Decades ago, when the studios reigned, actors early on were taught on how to deal with aggressive photographers and inquiring reporters. Now, said Kaplan of the Star, “The studio system has deteriorated, and you’ve got a million little stars sort of swirling around in their own orbit. I think a lot of the press agents they hire are there to avoid publicity. It’s a new world out there, and it makes it difficult to run a personality magazine.”

The market for celebrity photos and exclusive stories extends far beyond the tabloids; competition for exclusives is intense. Foreign media have grown enormously interested in Hollywood. There is a voracious need for material for personality magazines, other publications relying on the draw of celebrity covers, as well as the new “infotainment” shows like “Entertainment Tonight” and the new “People Magazine on TV” and “USA Today.”
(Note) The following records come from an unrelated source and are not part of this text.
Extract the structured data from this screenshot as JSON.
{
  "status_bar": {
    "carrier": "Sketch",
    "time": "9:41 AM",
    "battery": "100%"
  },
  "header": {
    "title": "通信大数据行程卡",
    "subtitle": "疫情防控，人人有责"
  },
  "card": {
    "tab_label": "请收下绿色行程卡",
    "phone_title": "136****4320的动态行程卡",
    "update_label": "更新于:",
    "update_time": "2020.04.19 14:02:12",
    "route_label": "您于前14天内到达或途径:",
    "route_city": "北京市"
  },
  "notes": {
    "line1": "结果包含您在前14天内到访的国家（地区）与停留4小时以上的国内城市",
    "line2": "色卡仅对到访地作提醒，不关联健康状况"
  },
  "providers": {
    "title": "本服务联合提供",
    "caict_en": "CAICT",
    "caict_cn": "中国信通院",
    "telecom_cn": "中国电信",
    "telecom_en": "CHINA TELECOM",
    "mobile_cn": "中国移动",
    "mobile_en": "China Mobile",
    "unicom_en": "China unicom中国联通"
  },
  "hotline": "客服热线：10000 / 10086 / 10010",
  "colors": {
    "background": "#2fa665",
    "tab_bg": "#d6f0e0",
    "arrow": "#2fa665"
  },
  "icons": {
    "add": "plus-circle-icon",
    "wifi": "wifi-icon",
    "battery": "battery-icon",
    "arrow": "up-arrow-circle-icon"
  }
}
“There are only so many celebrities,” Kaplan said, “and we’re all after them. We all want the big names.”

The public also hasn’t hit the saturation point on personalities.

Publicist Elliott Mintz said of client Don Johnson, “Out of 300 requests for interviews that I get for him, 50 have to do with his work, and 250 are about his personal life, especially Barbra Streisand (the actor’s current flame). In a year, I wouldn’t be surprised if all the requests were to do with his private life.”

No informal truce in the matter has been called so it’s anyone’s guess how long the controversy will continue. “I think these incidents occur by coincidence,” said photographer Brandt. “It just happens that way. Maybe next year we’ll see none of this.”

There also may be a glimmer of hope for a reconciliation, as actor Johnny Depp observed: “I always thought it would be interesting to do a film about (paparazzi) to see exactly what that life is about. It’s very fascinating.”